PayPal, whose parent is eBay, says it stopped allowing people to pay for donations to Wikileaks through them from a letter from the US government.  PayPal suspended payments to Wikileaks last week, and has been followed by Visa Europe and Mastercard.  Amazon and Swiss bank PostFinance have also cut ties with Wikileaks. (see more here)

Hackers immediately attacked those whom they see as WikiLeaks enemies.  Among the attacked were MasterCard, Amazon and PayPal causing several corporate Web sites to become unavailable or slow down markedly.Apparently no individual accounts were compromised in any way. (click here for the NY Times article.)

The whole issue is really a can of worms.  People's right to free speech, giving money where they choose to causes they seriously believe in, and issues of jurisdiction become paramount as the world overlaps itself.  When the government is unable to pass a bill to prevent unemployment checks to those who desperately need them, it sets people to wondering about the things theyh do that are not forced to be voted on, just done in the name of security.
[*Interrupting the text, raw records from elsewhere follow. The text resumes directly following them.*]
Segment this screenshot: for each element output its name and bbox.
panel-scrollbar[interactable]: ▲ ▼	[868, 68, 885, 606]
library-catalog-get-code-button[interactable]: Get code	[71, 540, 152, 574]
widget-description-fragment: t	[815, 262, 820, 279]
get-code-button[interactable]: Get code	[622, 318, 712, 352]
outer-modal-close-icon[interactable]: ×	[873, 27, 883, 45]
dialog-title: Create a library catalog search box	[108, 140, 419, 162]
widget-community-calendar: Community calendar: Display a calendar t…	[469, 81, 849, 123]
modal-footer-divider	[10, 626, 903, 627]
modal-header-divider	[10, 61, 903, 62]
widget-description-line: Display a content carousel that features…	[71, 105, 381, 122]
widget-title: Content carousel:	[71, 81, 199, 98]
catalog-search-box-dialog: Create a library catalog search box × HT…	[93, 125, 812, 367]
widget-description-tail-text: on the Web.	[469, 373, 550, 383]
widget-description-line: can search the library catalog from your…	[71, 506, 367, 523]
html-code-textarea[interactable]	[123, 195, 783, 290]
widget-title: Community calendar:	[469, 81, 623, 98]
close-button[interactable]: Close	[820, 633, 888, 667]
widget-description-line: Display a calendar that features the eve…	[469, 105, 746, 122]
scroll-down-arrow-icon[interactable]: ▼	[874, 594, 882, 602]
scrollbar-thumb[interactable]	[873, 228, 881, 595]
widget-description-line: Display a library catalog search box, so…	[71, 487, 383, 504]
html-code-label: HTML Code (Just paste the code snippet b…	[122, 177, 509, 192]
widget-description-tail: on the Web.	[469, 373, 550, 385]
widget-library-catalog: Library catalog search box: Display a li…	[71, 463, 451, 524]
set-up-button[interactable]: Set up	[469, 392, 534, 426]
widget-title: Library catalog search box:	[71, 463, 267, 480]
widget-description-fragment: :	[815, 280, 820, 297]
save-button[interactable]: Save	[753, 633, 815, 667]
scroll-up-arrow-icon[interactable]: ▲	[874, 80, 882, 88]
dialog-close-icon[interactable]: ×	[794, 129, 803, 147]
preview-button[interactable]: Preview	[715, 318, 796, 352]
According to some people familiar with the State Department leaks, they seem to be rather serious in the negative affect they have on our relations with other countries, many of whom say they will not speak to Americans in the State Department because they can no longer trust that names will not be written down and who knows where they will turn up. Nevertheless, as always in situations like this with whistleblowers, it serves to make everyone aware just how fragile our secrecy and operations are in terms of keeping our laundry, dirty or otherwise, to ourselves.